What to do if You Suffer from Kafun-shō?
The obvious answer is, take medicine. Yes of course, antihistamines are the go to solution and the market is flooded with over the counter drugs to curb the runny nose and itchy eyes. However there is more one can do. In true Japanese fashion, deep research is done into the hows and the whys so that people's lives can be a little bit more bearable, and every year the recommendations become a little bit more refined. This year, the television program 世界一受けたい授業 (Sekai ichi uketai jyugyo - The World's Most Interesting Class) did an entire episode on how to manage kafun-shō. And here are their recommendations:
1. Rise out your nose with a warm saline solution in Japanese known as 鼻うがい, (hana ugai) like ハナノア and in other circles known as using a Neti Pot. This seems to clear out some of the pollen and easy the runny nose
2. Avoid eating tomatoes.

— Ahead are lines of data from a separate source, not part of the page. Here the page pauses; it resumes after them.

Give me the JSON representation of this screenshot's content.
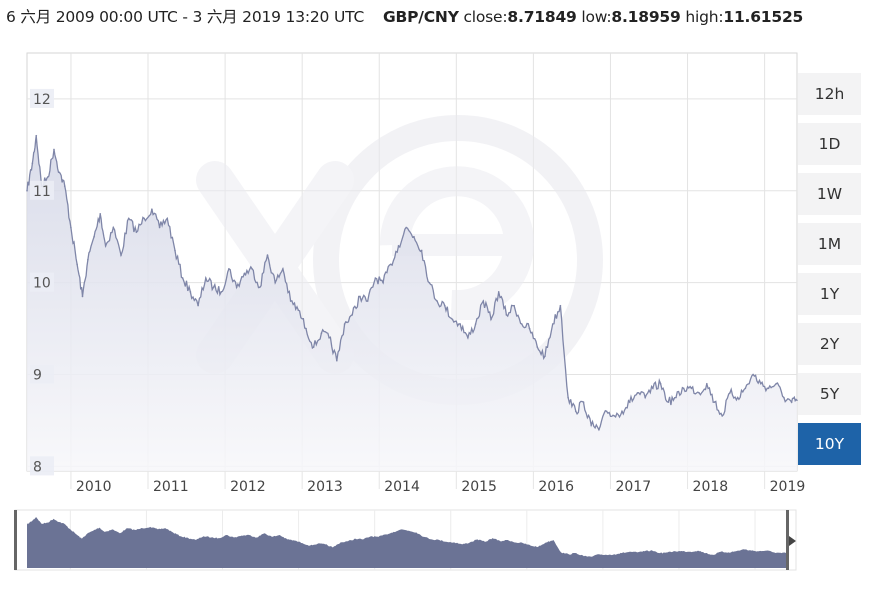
{
  "header": {
    "range": "6 六月 2009 00:00 UTC - 3 六月 2019 13:20 UTC",
    "pair": "GBP/CNY",
    "close_label": "close:",
    "close_value": "8.71849",
    "low_label": "low:",
    "low_value": "8.18959",
    "high_label": "high:",
    "high_value": "11.61525"
  },
  "timeframes": [
    {
      "label": "12h",
      "active": false
    },
    {
      "label": "1D",
      "active": false
    },
    {
      "label": "1W",
      "active": false
    },
    {
      "label": "1M",
      "active": false
    },
    {
      "label": "1Y",
      "active": false
    },
    {
      "label": "2Y",
      "active": false
    },
    {
      "label": "5Y",
      "active": false
    },
    {
      "label": "10Y",
      "active": true
    }
  ],
  "colors": {
    "line": "#7f86a8",
    "area_top": "#d9dbe8",
    "navigator_fill": "#6b7395",
    "active_button": "#1e63a8",
    "grid": "#e3e3e3"
  },
  "chart_data": {
    "type": "area",
    "title": "GBP/CNY",
    "xlabel": "",
    "ylabel": "",
    "xlim": [
      2009.43,
      2019.42
    ],
    "ylim": [
      7.95,
      12.5
    ],
    "yticks": [
      12,
      11,
      10,
      9,
      8
    ],
    "xticks": [
      2010,
      2011,
      2012,
      2013,
      2014,
      2015,
      2016,
      2017,
      2018,
      2019
    ],
    "grid": true,
    "navigator": true,
    "series": [
      {
        "name": "GBP/CNY",
        "x": [
          2009.43,
          2009.5,
          2009.55,
          2009.62,
          2009.7,
          2009.78,
          2009.85,
          2009.92,
          2010.0,
          2010.08,
          2010.15,
          2010.22,
          2010.3,
          2010.38,
          2010.45,
          2010.55,
          2010.65,
          2010.75,
          2010.85,
          2010.95,
          2011.05,
          2011.15,
          2011.25,
          2011.35,
          2011.45,
          2011.55,
          2011.65,
          2011.75,
          2011.85,
          2011.95,
          2012.05,
          2012.15,
          2012.25,
          2012.35,
          2012.45,
          2012.55,
          2012.65,
          2012.75,
          2012.85,
          2012.95,
          2013.05,
          2013.15,
          2013.25,
          2013.35,
          2013.45,
          2013.55,
          2013.65,
          2013.75,
          2013.85,
          2013.95,
          2014.05,
          2014.15,
          2014.25,
          2014.35,
          2014.45,
          2014.55,
          2014.65,
          2014.75,
          2014.85,
          2014.95,
          2015.05,
          2015.15,
          2015.25,
          2015.35,
          2015.45,
          2015.55,
          2015.65,
          2015.75,
          2015.85,
          2015.95,
          2016.05,
          2016.15,
          2016.25,
          2016.35,
          2016.45,
          2016.55,
          2016.65,
          2016.75,
          2016.85,
          2016.95,
          2017.05,
          2017.15,
          2017.25,
          2017.35,
          2017.45,
          2017.55,
          2017.65,
          2017.75,
          2017.85,
          2017.95,
          2018.05,
          2018.15,
          2018.25,
          2018.35,
          2018.45,
          2018.55,
          2018.65,
          2018.75,
          2018.85,
          2018.95,
          2019.05,
          2019.15,
          2019.25,
          2019.35,
          2019.42
        ],
        "y": [
          11.0,
          11.3,
          11.6,
          11.05,
          11.15,
          11.45,
          11.2,
          11.05,
          10.6,
          10.2,
          9.85,
          10.25,
          10.5,
          10.75,
          10.4,
          10.6,
          10.3,
          10.7,
          10.55,
          10.7,
          10.8,
          10.6,
          10.7,
          10.35,
          10.05,
          9.9,
          9.75,
          10.05,
          9.95,
          9.9,
          10.15,
          9.95,
          10.1,
          10.15,
          9.95,
          10.3,
          10.0,
          10.15,
          9.8,
          9.7,
          9.5,
          9.3,
          9.45,
          9.4,
          9.15,
          9.55,
          9.65,
          9.85,
          9.8,
          10.05,
          10.0,
          10.2,
          10.4,
          10.6,
          10.5,
          10.35,
          10.0,
          9.8,
          9.75,
          9.6,
          9.55,
          9.4,
          9.55,
          9.8,
          9.6,
          9.9,
          9.65,
          9.75,
          9.55,
          9.5,
          9.3,
          9.2,
          9.55,
          9.75,
          8.75,
          8.6,
          8.7,
          8.45,
          8.4,
          8.6,
          8.55,
          8.6,
          8.7,
          8.8,
          8.75,
          8.85,
          8.9,
          8.7,
          8.75,
          8.85,
          8.85,
          8.8,
          8.9,
          8.7,
          8.55,
          8.8,
          8.75,
          8.85,
          9.0,
          8.9,
          8.85,
          8.9,
          8.75,
          8.7,
          8.72
        ]
      }
    ]
  }
}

Apparently tomatoes have similar properties to the allergens in pollen, and thus can further agitate the situation.
5. Eat fermented foods like umeboshi (pickled plums) and kimchi, the probiotics are said to help with allergy symptoms
And of course, there is also the option of the E.N.T. which is flooded with patients at this time of year. But if symptoms are really bad, it is always recommended to see the doctor.
About the Author
I've been in Japan so long that I say my heart is Japanese. And still this country impresses me from time to time. In those moments I think, "That's why I love living in Japan."